A study by the Institute of Energy Research (IER) in the USA shows how voting for Democrats can lead to monster electricity prices. Wind and solar energy are practically free (as the experts keep telling us) but somehow states with the most ambitious renewable policies have the eye-watering electricity bills. Though there are exceptions when Democrats accidentally have big mountains and can make hydroelectric dams. (See Oregon and Washington, north of California).

The original study came out in December 2025 with a close analysis of just five states. In the latest update they have analyzed another 13 states in detail. Full state profiles are available by clicking on the state, then clicking the link on the box that appears. 

According to Lawrence Berkeley National Labs:

each of the top five most expensive states for electricity have mandates requiring 100% of their power to come from renewable or carbon free sources, making their electricity unnecessarily more expensive. 

In contrast eight out of ten states with the lowest electricity prices are reliably red [Republican] and seven of those states have no ‘100% carbon free’ mandate.

Higher electricity rates in Blue States are linked to renewable energy policies

In Blue States have High Rates — the cost of electricity in Democrat states is 42% more expensive on average than in states that vote Republican (see the map below).

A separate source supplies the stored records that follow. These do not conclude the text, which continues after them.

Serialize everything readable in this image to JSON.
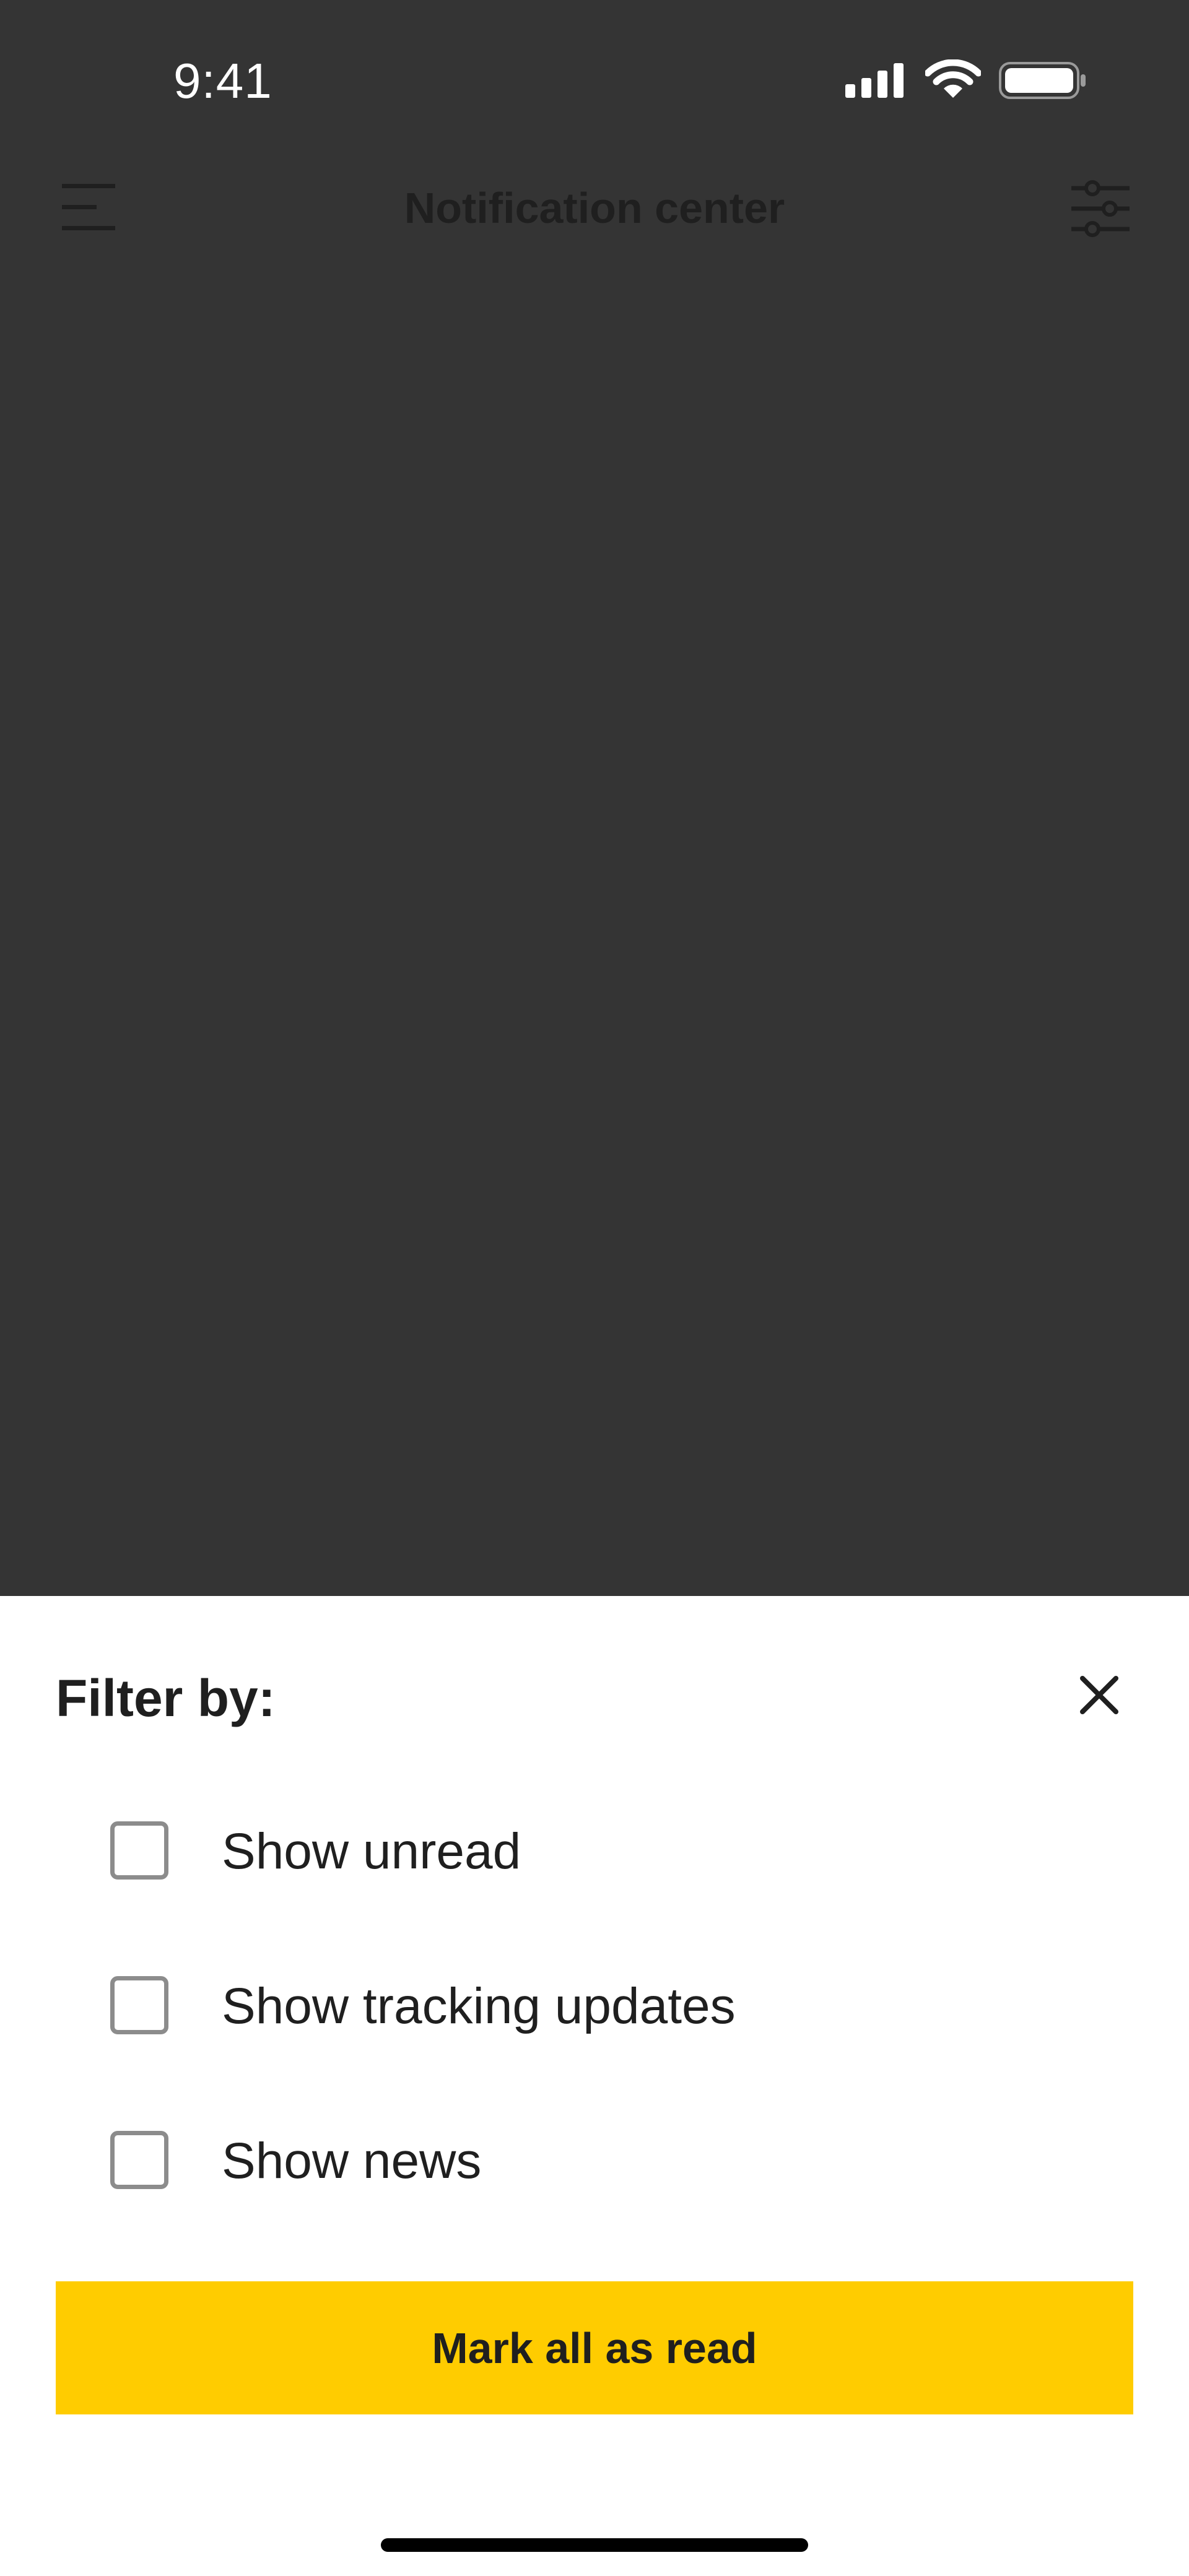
{
  "status_bar": {
    "time": "9:41",
    "signal_icon": "cellular-signal-icon",
    "wifi_icon": "wifi-icon",
    "battery_icon": "battery-icon"
  },
  "header": {
    "title": "Notification center",
    "menu_icon": "hamburger-menu-icon",
    "filter_icon": "sliders-filter-icon"
  },
  "filter_sheet": {
    "title": "Filter by:",
    "close_icon": "close-icon",
    "options": [
      {
        "label": "Show unread",
        "checked": false
      },
      {
        "label": "Show tracking updates",
        "checked": false
      },
      {
        "label": "Show news",
        "checked": false
      }
    ],
    "action_label": "Mark all as read"
  },
  "colors": {
    "overlay": "#343434",
    "accent": "#ffcc00",
    "text": "#1f1f1f",
    "checkbox_border": "#8c8c8c"
  }
}
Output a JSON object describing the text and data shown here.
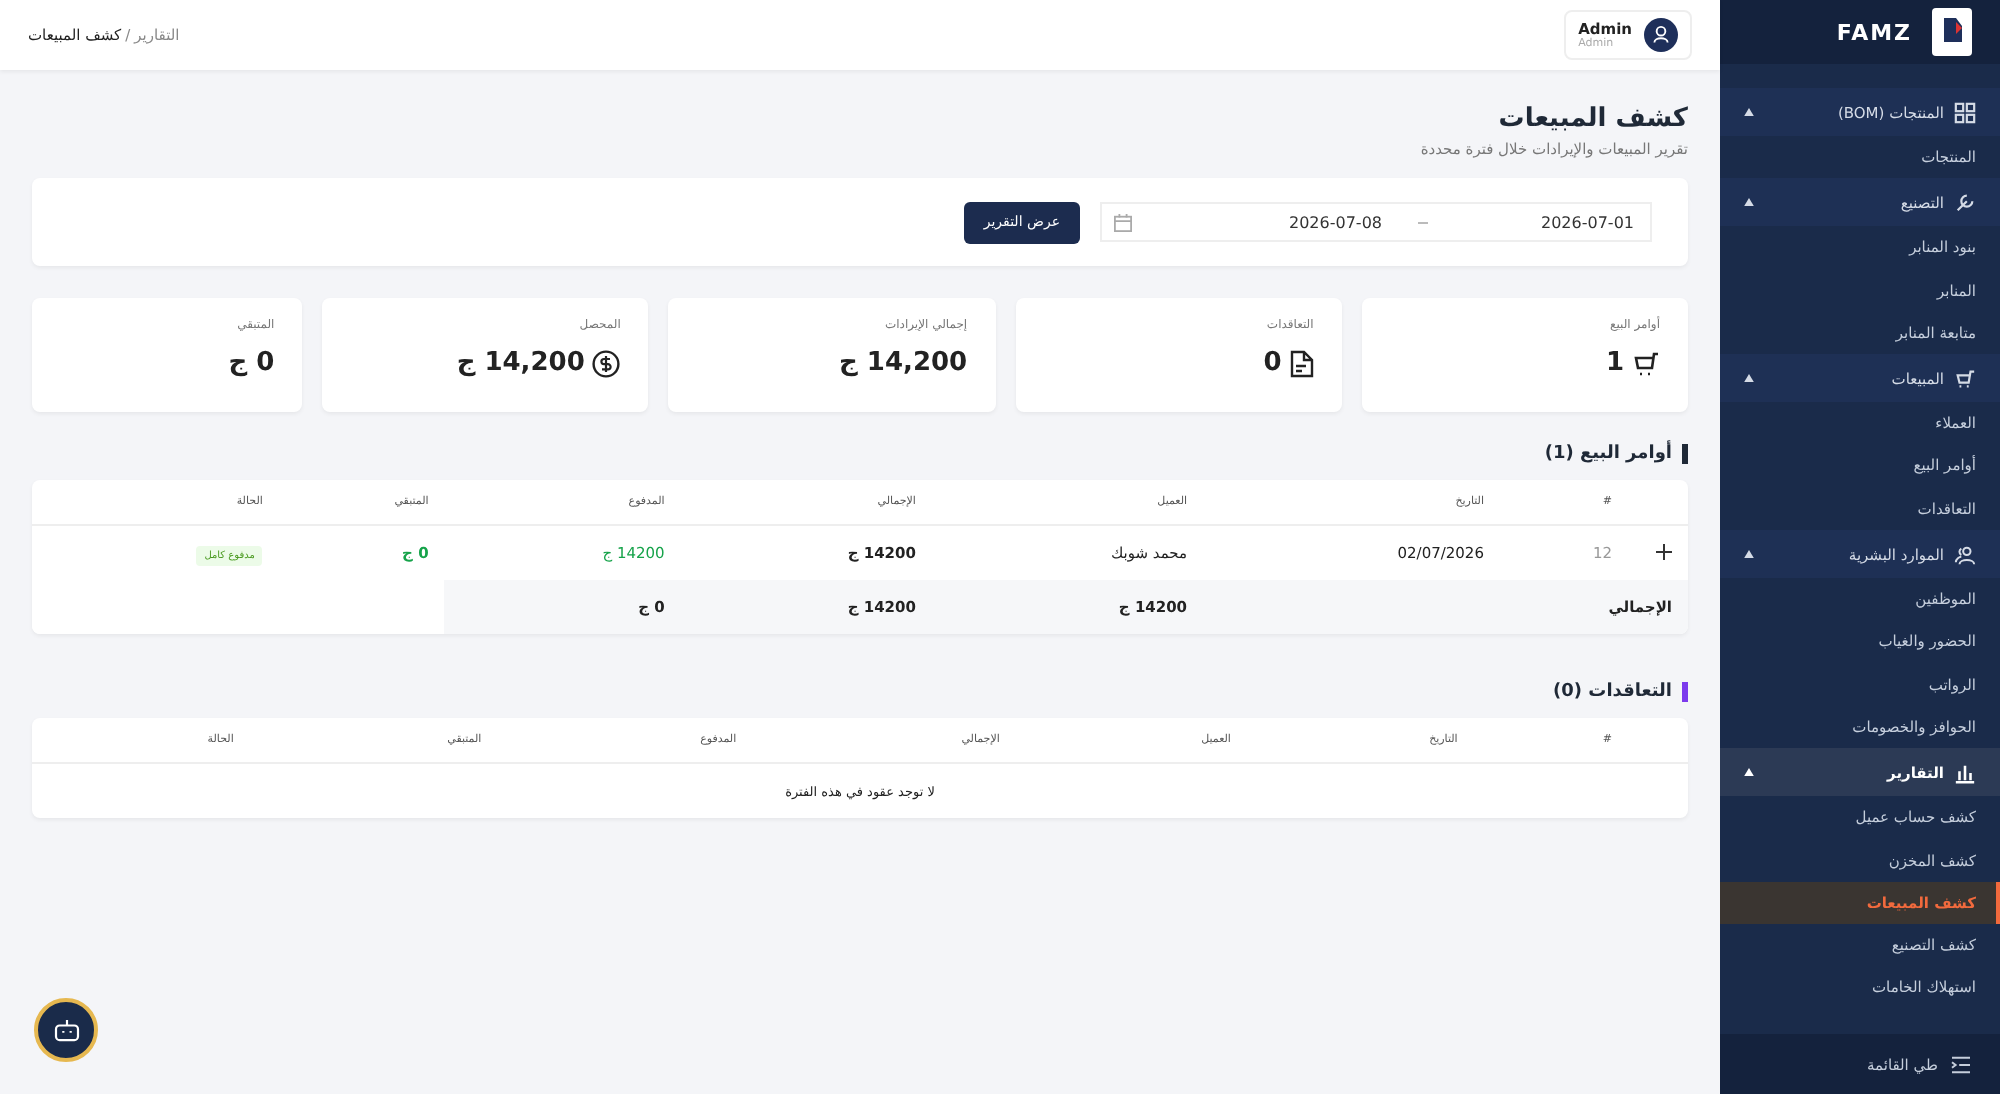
{
  "sidebar": {
    "brand": "FAMZ",
    "groups": [
      {
        "label": "المنتجات (BOM)",
        "expanded": true,
        "selected": false,
        "children": [
          {
            "label": "المنتجات",
            "selected": false
          }
        ]
      },
      {
        "label": "التصنيع",
        "expanded": true,
        "selected": false,
        "children": [
          {
            "label": "بنود المنابر",
            "selected": false
          },
          {
            "label": "المنابر",
            "selected": false
          },
          {
            "label": "متابعة المنابر",
            "selected": false
          }
        ]
      },
      {
        "label": "المبيعات",
        "expanded": true,
        "selected": false,
        "children": [
          {
            "label": "العملاء",
            "selected": false
          },
          {
            "label": "أوامر البيع",
            "selected": false
          },
          {
            "label": "التعاقدات",
            "selected": false
          }
        ]
      },
      {
        "label": "الموارد البشرية",
        "expanded": true,
        "selected": false,
        "children": [
          {
            "label": "الموظفين",
            "selected": false
          },
          {
            "label": "الحضور والغياب",
            "selected": false
          },
          {
            "label": "الرواتب",
            "selected": false
          },
          {
            "label": "الحوافز والخصومات",
            "selected": false
          }
        ]
      },
      {
        "label": "التقارير",
        "expanded": true,
        "selected": true,
        "children": [
          {
            "label": "كشف حساب عميل",
            "selected": false
          },
          {
            "label": "كشف المخزن",
            "selected": false
          },
          {
            "label": "كشف المبيعات",
            "selected": true
          },
          {
            "label": "كشف التصنيع",
            "selected": false
          },
          {
            "label": "استهلاك الخامات",
            "selected": false
          }
        ]
      }
    ],
    "collapse": {
      "label": "طي القائمة"
    }
  },
  "topbar": {
    "breadcrumb": {
      "parent": "التقارير",
      "separator": "/",
      "current": "كشف المبيعات"
    },
    "user": {
      "name": "Admin",
      "role": "Admin"
    }
  },
  "page": {
    "title": "كشف المبيعات",
    "subtitle": "تقرير المبيعات والإيرادات خلال فترة محددة"
  },
  "filter": {
    "from": "2026-07-01",
    "to": "2026-07-08",
    "button": "عرض التقرير"
  },
  "stats": [
    {
      "label": "أوامر البيع",
      "value": "1"
    },
    {
      "label": "التعاقدات",
      "value": "0"
    },
    {
      "label": "إجمالي الإيرادات",
      "value": "14,200 ج"
    },
    {
      "label": "المحصل",
      "value": "14,200 ج"
    },
    {
      "label": "المتبقي",
      "value": "0 ج"
    }
  ],
  "sales_orders": {
    "title": "أوامر البيع (1)",
    "color": "#1f2937",
    "columns": [
      "#",
      "التاريخ",
      "العميل",
      "الإجمالي",
      "المدفوع",
      "المتبقي",
      "الحالة"
    ],
    "rows": [
      {
        "expanded": false,
        "cells": [
          "12",
          "02/07/2026",
          "محمد شوبك",
          "14200 ج",
          "14200 ج",
          "0 ج"
        ],
        "status": {
          "kind": "paid",
          "label": "مدفوع كامل"
        }
      }
    ],
    "totals": {
      "label": "الإجمالي",
      "values": [
        "14200 ج",
        "14200 ج",
        "0 ج"
      ]
    }
  },
  "contracts": {
    "title": "التعاقدات (0)",
    "color": "#7c3aed",
    "columns": [
      "#",
      "التاريخ",
      "العميل",
      "الإجمالي",
      "المدفوع",
      "المتبقي",
      "الحالة"
    ],
    "empty": "لا توجد عقود في هذه الفترة"
  }
}
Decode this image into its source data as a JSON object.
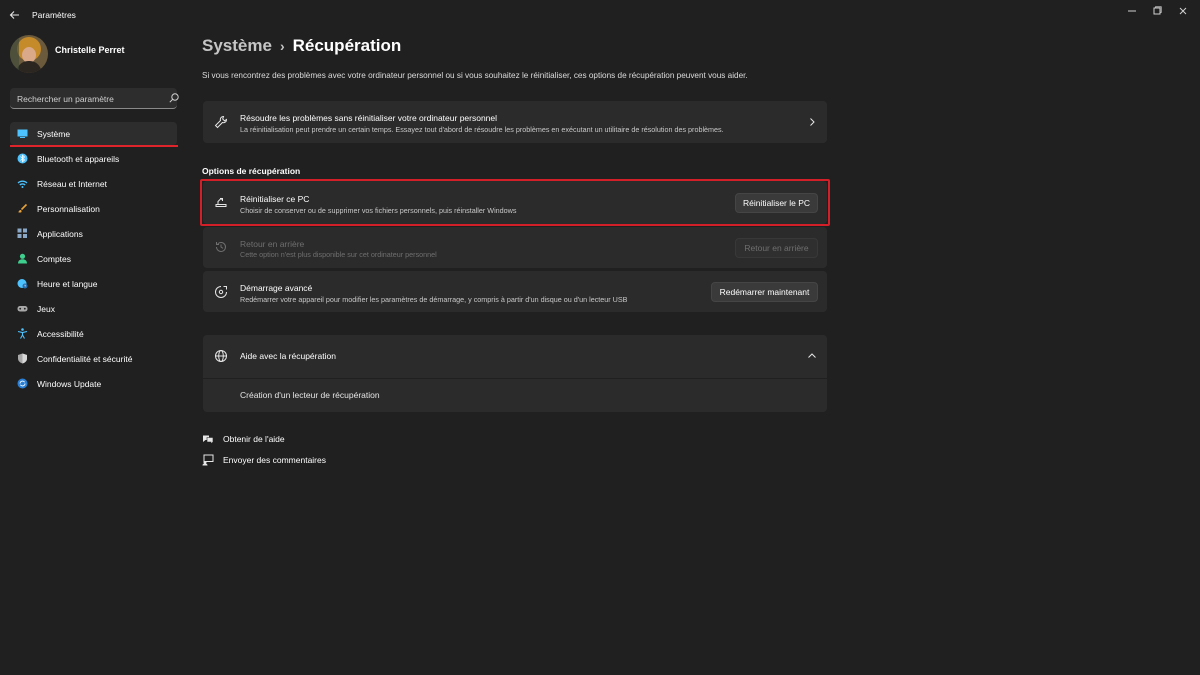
{
  "window": {
    "title": "Paramètres",
    "back_icon": "back-arrow-icon",
    "controls": [
      "minimize-icon",
      "maximize-icon",
      "close-icon"
    ]
  },
  "profile": {
    "name": "Christelle Perret"
  },
  "search": {
    "placeholder": "Rechercher un paramètre",
    "icon": "search-icon"
  },
  "sidebar": {
    "items": [
      {
        "label": "Système",
        "icon": "monitor-icon",
        "active": true,
        "color": "#4cc2ff"
      },
      {
        "label": "Bluetooth et appareils",
        "icon": "bluetooth-icon",
        "color": "#4cc2ff"
      },
      {
        "label": "Réseau et Internet",
        "icon": "wifi-icon",
        "color": "#4cc2ff"
      },
      {
        "label": "Personnalisation",
        "icon": "brush-icon",
        "color": "#e8a23a"
      },
      {
        "label": "Applications",
        "icon": "apps-icon",
        "color": "#8aa9c9"
      },
      {
        "label": "Comptes",
        "icon": "account-icon",
        "color": "#3ecf8e"
      },
      {
        "label": "Heure et langue",
        "icon": "globe-clock-icon",
        "color": "#4cc2ff"
      },
      {
        "label": "Jeux",
        "icon": "gamepad-icon",
        "color": "#a8a8a8"
      },
      {
        "label": "Accessibilité",
        "icon": "accessibility-icon",
        "color": "#4cc2ff"
      },
      {
        "label": "Confidentialité et sécurité",
        "icon": "shield-icon",
        "color": "#a8a8a8"
      },
      {
        "label": "Windows Update",
        "icon": "update-icon",
        "color": "#4cc2ff"
      }
    ]
  },
  "main": {
    "breadcrumb": {
      "parent": "Système",
      "separator": "›",
      "current": "Récupération"
    },
    "intro": "Si vous rencontrez des problèmes avec votre ordinateur personnel ou si vous souhaitez le réinitialiser, ces options de récupération peuvent vous aider.",
    "troubleshoot": {
      "title": "Résoudre les problèmes sans réinitialiser votre ordinateur personnel",
      "desc": "La réinitialisation peut prendre un certain temps. Essayez tout d'abord de résoudre les problèmes en exécutant un utilitaire de résolution des problèmes.",
      "icon": "wrench-icon"
    },
    "section_label": "Options de récupération",
    "options": {
      "reset": {
        "title": "Réinitialiser ce PC",
        "desc": "Choisir de conserver ou de supprimer vos fichiers personnels, puis réinstaller Windows",
        "button": "Réinitialiser le PC",
        "icon": "reset-pc-icon"
      },
      "goback": {
        "title": "Retour en arrière",
        "desc": "Cette option n'est plus disponible sur cet ordinateur personnel",
        "button": "Retour en arrière",
        "icon": "history-icon"
      },
      "advanced": {
        "title": "Démarrage avancé",
        "desc": "Redémarrer votre appareil pour modifier les paramètres de démarrage, y compris à partir d'un disque ou d'un lecteur USB",
        "button": "Redémarrer maintenant",
        "icon": "advanced-startup-icon"
      }
    },
    "help": {
      "title": "Aide avec la récupération",
      "icon": "globe-icon",
      "link": "Création d'un lecteur de récupération"
    },
    "footer_links": [
      {
        "label": "Obtenir de l'aide",
        "icon": "help-chat-icon"
      },
      {
        "label": "Envoyer des commentaires",
        "icon": "feedback-icon"
      }
    ]
  },
  "colors": {
    "background": "#202020",
    "card": "#2b2b2b",
    "accent": "#4cc2ff",
    "highlight_box": "#d32028"
  }
}
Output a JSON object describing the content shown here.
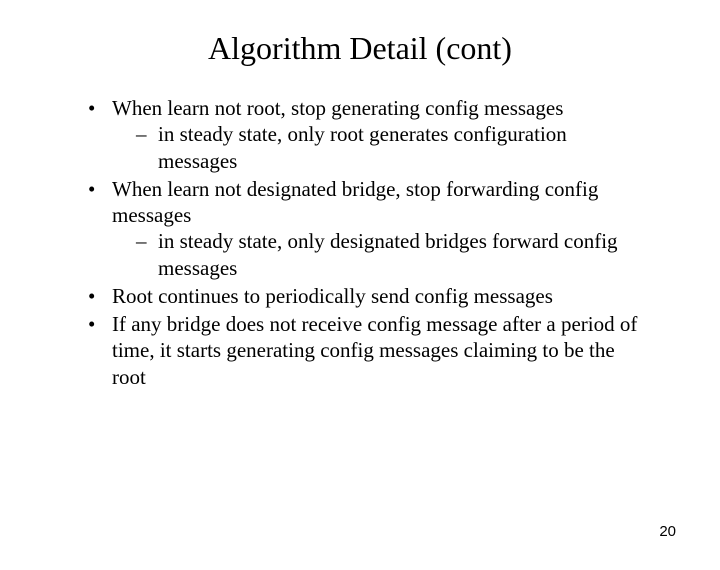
{
  "title": "Algorithm Detail (cont)",
  "bullets": [
    {
      "text": "When learn not root, stop generating config messages",
      "sub": [
        {
          "text": "in steady state, only root generates configuration messages"
        }
      ]
    },
    {
      "text": "When learn not designated bridge, stop forwarding config messages",
      "sub": [
        {
          "text": "in steady state, only designated bridges forward config messages"
        }
      ]
    },
    {
      "text": "Root continues to periodically send config messages",
      "sub": []
    },
    {
      "text": "If any bridge does not receive config message after a period of time, it starts generating config messages claiming to be the root",
      "sub": []
    }
  ],
  "page_number": "20"
}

I took the liberty of adding the costs for the cheapest and most expensive states in cents per kilowatt hour on the map, just so Australians can gawk at all sector retail electricity prices that we haven’t seen for 20 years. “All Sector” prices are an average of industrial, commercial and residential prices. These state costs are listed in the report.

There are dramatically different bills on each side of some state borders. It must be tempting to use a long extension cord…

Imagine paying 10c a KWh? A lot of America does. It’s no wonder companies are moving to the USA.

 

The IEA Report: Blue States have High Rates (with prices in cents per kilowatt hour for the cheapest states and the most expensive)

 

Blue states have higher electricity costs, and net zero policies are to blame, analysis shows

By Kevin Killough, JustTheNews

Using data from the U.S. Energy Information Administration, the analysis found that 86% of states with electricity prices above the national average voted for the Democratic presidential nominee in 2020 and 2024. By contrast, 80% of the 10 states with the lowest electricity prices voted for the Republican candidate in those same elections.

As the original report says: Expensive Electricity is a choice.

Electricity affordability is a function of state-level policy choices. States that have embraced aggressive renewable mandates, 100% “carbon-free” targets, premature coal and nuclear retirements, rooftop-solar cost shifting, and restrictions on natural gas infrastructure routinely deliver the nation’s highest electricity prices. California and New York, the poster children for this approach, now charge their residents and businesses significantly more than the national average, with price increases that have consistently outpaced the rest of the country.

In contrast, states that have prioritized dispatchable, affordable generation consistently deliver the lowest electricity prices. Florida keeps rates below the national average despite near-universal airconditioning demand and frequent hurricanes. Louisiana enjoys the third-lowest rates in the nation while utilizing its abundant natural gas resources. Both states have done so under sustained Republican governance that has largely rejected the renewable mandate model.

California is second in the nation in total electricity generation from renewable resources and leads the country in utility-scale solar generating capacity. California’s generation mix is 42% natural gas, 39% non-hydroelectric renewables, 12% hydroelectric, and 7% nuclear.

Australia seems to be copying the Californian model except without as much hydroelectricity or any interconnectors to other jurisdictions when things go bad, and without any nuclear power. Through sheer luck and Labor incompetence, we still have some coal.

And here’s the map of the political inclinations of those states in the last four elections.

 

Map US Voting 2024: gammawammallama 

 

We can vote ourselves to poverty…

The experiment has been done, and the verdict is in.